The pv data can be loaded using a simple call of the method
pvdiagram
. The output is a dictionary with some useful plotting
information in it, which can be used in conjuction with
matplotlib.pyplot to make the pv-dagram image.
# load the data, calculate RMS, and trim the size and make mask cube
Cube = Qube.from_fits('../../examples/WolfeDiskCube.fits')
CubeSig = Cube.calculate_sigma()
CubeS = Cube.get_slice(xindex=(100, 151), yindex=(103, 154))
CubeSM = CubeS.mask_region(value=CubeSig)
# make the moment-one image
channels = (6, 19) # channels that show emission
tMom0 = Cube.calculate_moment(moment=0, channels=channels)
Mom0Sig = tMom0.calculate_sigma()
Mom0 = CubeS.calculate_moment(moment=0, channels=channels)
Mom0Mask = Mom0.mask_region(value=3 * Mom0Sig, applymask=False)
Mom1 = CubeSM.calculate_moment(moment=1, channels=channels)
Mom1M = Mom1.mask_region(mask=Mom0Mask)
# set up the figure and axes.
fig, axs = plt.subplots(1, 2, figsize=(12, 4.5))
fig.subplots_adjust(left=0.07, bottom=0.15, right=0.97, top=0.94,
wspace=0.40, hspace=None)
# plot the moment-one
center = (25, 25) # origin of the x and y ticks.
scale = 0.03 # pixel scale (arcsec/pixel)
PA = 105 # the angle of the pv-line (PA of major axis)
standardfig(raster=Mom1M, ax=axs[0], fig=fig, cmap='Spectral_r',
origin=center, scale=scale, tickint=0.5, cbar=True,
cbaraxis=None, vrange=[-180, 180], vscale=80, flip=True)
# the pv line to draw
x = np.array([-0.5, 0.5])
y = -1 * (np.tan((PA + 90) * np.pi / 180) * x)
# the -1 is needed because the axes are flipped.
axs[0].plot(x, y, ls='--', color='black')
axs[0].text(0.5, -0.16, '$\\Delta$ R.A. (arcsec)', fontsize=14,
color='black', transform=axs[0].transAxes, ha='center')
axs[0].text(-0.18, 0.5, '$\\Delta$ Decl. (arcsec)', fontsize=14,
color='black', transform=axs[0].transAxes, va='center', rotation=90)
# get the pv-diagram
PV = CubeS.pvdiagram(PA, center, width=5, scale=0.03)
im = axs[1].imshow(PV['pvdata'] * 1E3, aspect='auto', origin='lower',
cmap='RdBu_r', extent=PV['extent'], alpha=1.0)
cbr = plt.colorbar(im, ax=axs[1])
axs[1].set_xlim(-0.8, 0.8)
axs[1].set_ylim(-400, 400)
axs[1].text(0.5, -0.16, 'Distance from center (arcsec)', fontsize=14,
color='black', transform=axs[1].transAxes, ha='center')
axs[1].text(-0.21, 0.5, 'Velocity (km s$^{-1}$)', fontsize=14,
color='black', transform=axs[1].transAxes, va='center',
rotation=90)
# additional text
fig.text(0.15, 0.97, 'Mean velocity (km s$^{-1}$)', fontsize=14,
color='black')
fig.text(0.61, 0.97, 'Flux density (mJy km s$^{-1}$ beam$^{-1}$)',
fontsize=14, color='black')
plt.show()
The panel on the right shows the pv-diagram along the dashed line in the left panel, which is the measured major axis of the galaxy.

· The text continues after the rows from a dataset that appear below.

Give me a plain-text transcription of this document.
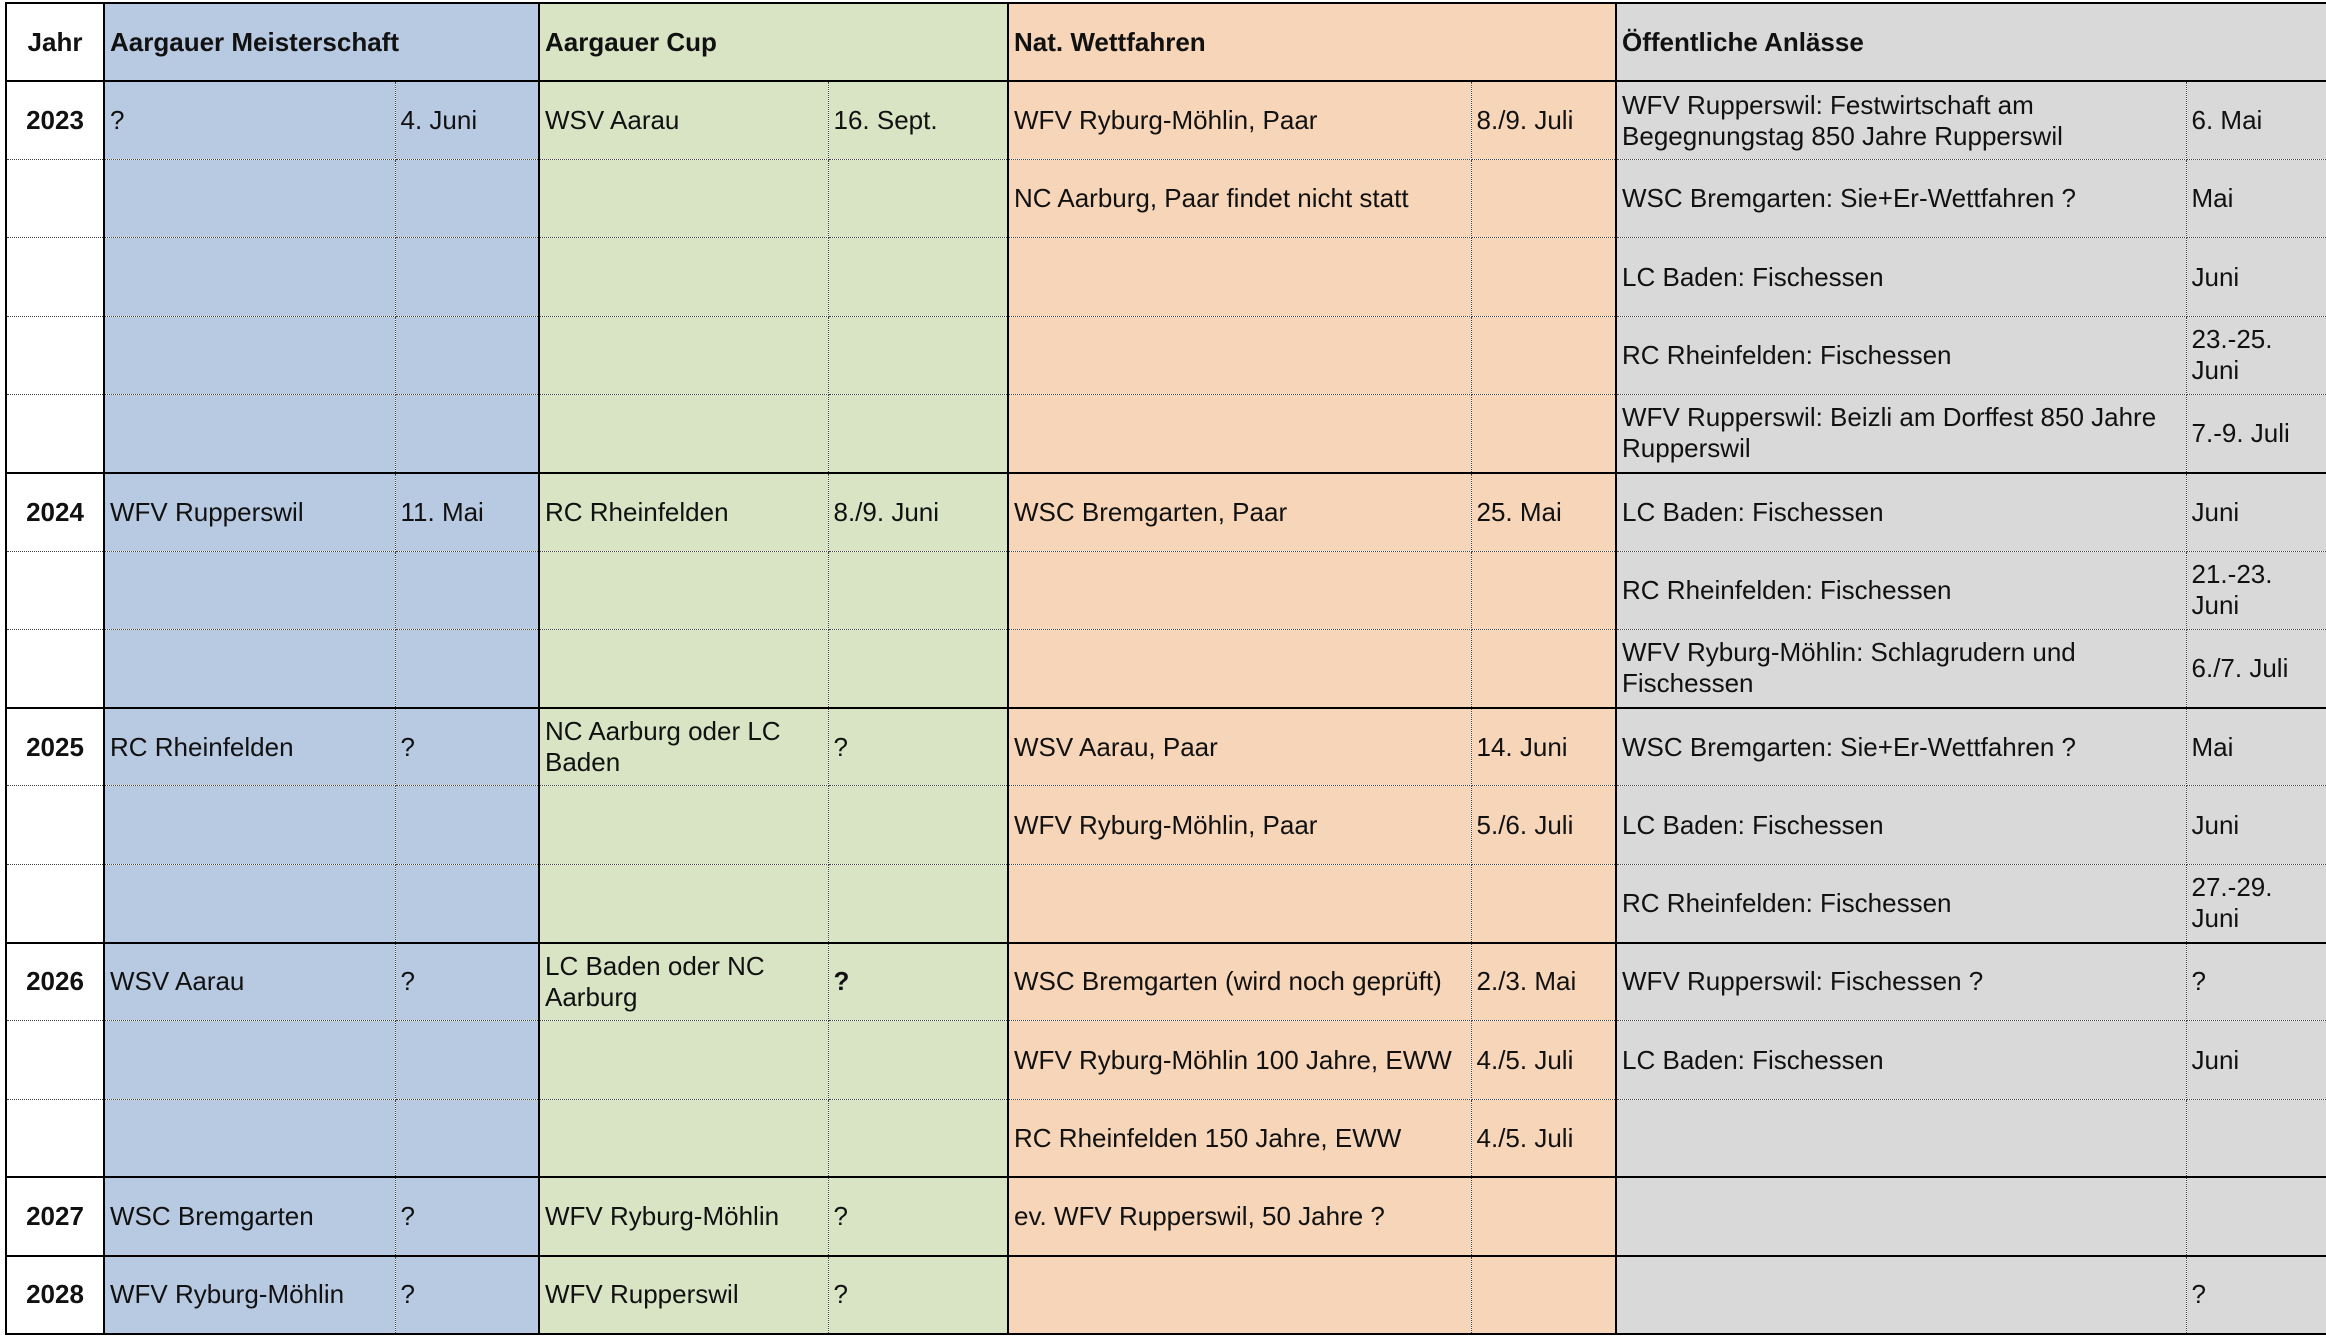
Jahr	Aargauer Meisterschaft		Aargauer Cup		Nat. Wettfahren		Öffentliche Anlässe	
2023	?	4. Juni	WSV Aarau	16. Sept.	WFV Ryburg-Möhlin, Paar	8./9. Juli	WFV Rupperswil: Festwirtschaft am Begegnungstag 850 Jahre Rupperswil	6. Mai
					NC Aarburg, Paar findet nicht statt		WSC Bremgarten: Sie+Er-Wettfahren ?	Mai
							LC Baden: Fischessen	Juni
							RC Rheinfelden: Fischessen	23.-25. Juni
							WFV Rupperswil: Beizli am Dorffest 850 Jahre Rupperswil	7.-9. Juli
2024	WFV Rupperswil	11. Mai	RC Rheinfelden	8./9. Juni	WSC Bremgarten, Paar	25. Mai	LC Baden: Fischessen	Juni
							RC Rheinfelden: Fischessen	21.-23. Juni
							WFV Ryburg-Möhlin: Schlagrudern und Fischessen	6./7. Juli
2025	RC Rheinfelden	?	NC Aarburg oder LC Baden	?	WSV Aarau, Paar	14. Juni	WSC Bremgarten: Sie+Er-Wettfahren ?	Mai
					WFV Ryburg-Möhlin, Paar	5./6. Juli	LC Baden: Fischessen	Juni
							RC Rheinfelden: Fischessen	27.-29. Juni
2026	WSV Aarau	?	LC Baden oder NC Aarburg	?	WSC Bremgarten (wird noch geprüft)	2./3. Mai	WFV Rupperswil: Fischessen ?	?
					WFV Ryburg-Möhlin 100 Jahre, EWW	4./5. Juli	LC Baden: Fischessen	Juni
					RC Rheinfelden 150 Jahre, EWW	4./5. Juli		
2027	WSC Bremgarten	?	WFV Ryburg-Möhlin	?	ev. WFV Rupperswil, 50 Jahre ?			
2028	WFV Ryburg-Möhlin	?	WFV Rupperswil	?				?
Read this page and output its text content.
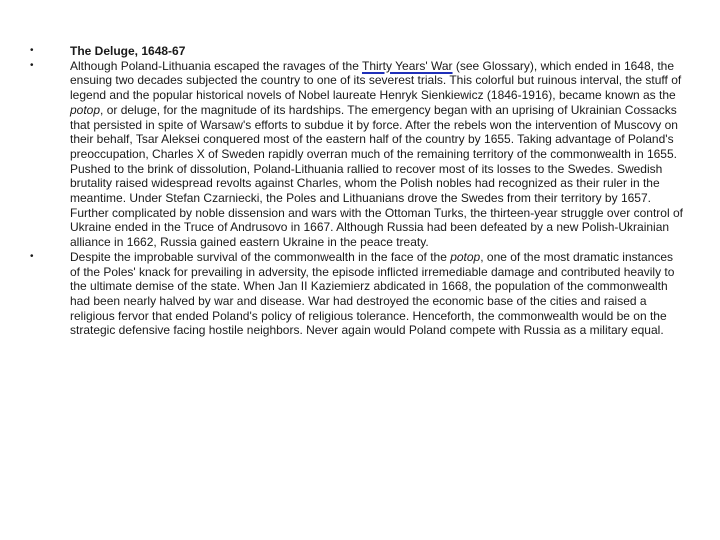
•	The Deluge, 1648-67
•	Although Poland-Lithuania escaped the ravages of the Thirty Years' War (see Glossary), which ended in 1648, the ensuing two decades subjected the country to one of its severest trials. This colorful but ruinous interval, the stuff of legend and the popular historical novels of Nobel laureate Henryk Sienkiewicz (1846-1916), became known as the potop, or deluge, for the magnitude of its hardships. The emergency began with an uprising of Ukrainian Cossacks that persisted in spite of Warsaw's efforts to subdue it by force. After the rebels won the intervention of Muscovy on their behalf, Tsar Aleksei conquered most of the eastern half of the country by 1655. Taking advantage of Poland's preoccupation, Charles X of Sweden rapidly overran much of the remaining territory of the commonwealth in 1655. Pushed to the brink of dissolution, Poland-Lithuania rallied to recover most of its losses to the Swedes. Swedish brutality raised widespread revolts against Charles, whom the Polish nobles had recognized as their ruler in the meantime. Under Stefan Czarniecki, the Poles and Lithuanians drove the Swedes from their territory by 1657. Further complicated by noble dissension and wars with the Ottoman Turks, the thirteen-year struggle over control of Ukraine ended in the Truce of Andrusovo in 1667. Although Russia had been defeated by a new Polish-Ukrainian alliance in 1662, Russia gained eastern Ukraine in the peace treaty.
•	Despite the improbable survival of the commonwealth in the face of the potop, one of the most dramatic instances of the Poles' knack for prevailing in adversity, the episode inflicted irremediable damage and contributed heavily to the ultimate demise of the state. When Jan II Kaziemierz abdicated in 1668, the population of the commonwealth had been nearly halved by war and disease. War had destroyed the economic base of the cities and raised a religious fervor that ended Poland's policy of religious tolerance. Henceforth, the commonwealth would be on the strategic defensive facing hostile neighbors. Never again would Poland compete with Russia as a military equal.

The typical S-shape curve is a signature of a disk galaxy. Other pv-diagrams can also be drawn such as along the minor axis of the galaxy by simply changing the angle in the method call.
Qube¶
This is the base class for the full package. It defines some basic functions, such as reading in fits files from different instruments. It also gives access to some common operations you might wish to perform, such as getting a spectrum, estimating the noise and creating moment maps.
Qubefit¶
This is an extension of the base class Qube. Besides the functions available in this class, it defines several additional functions needed to fit a model to the data and to analyze this model.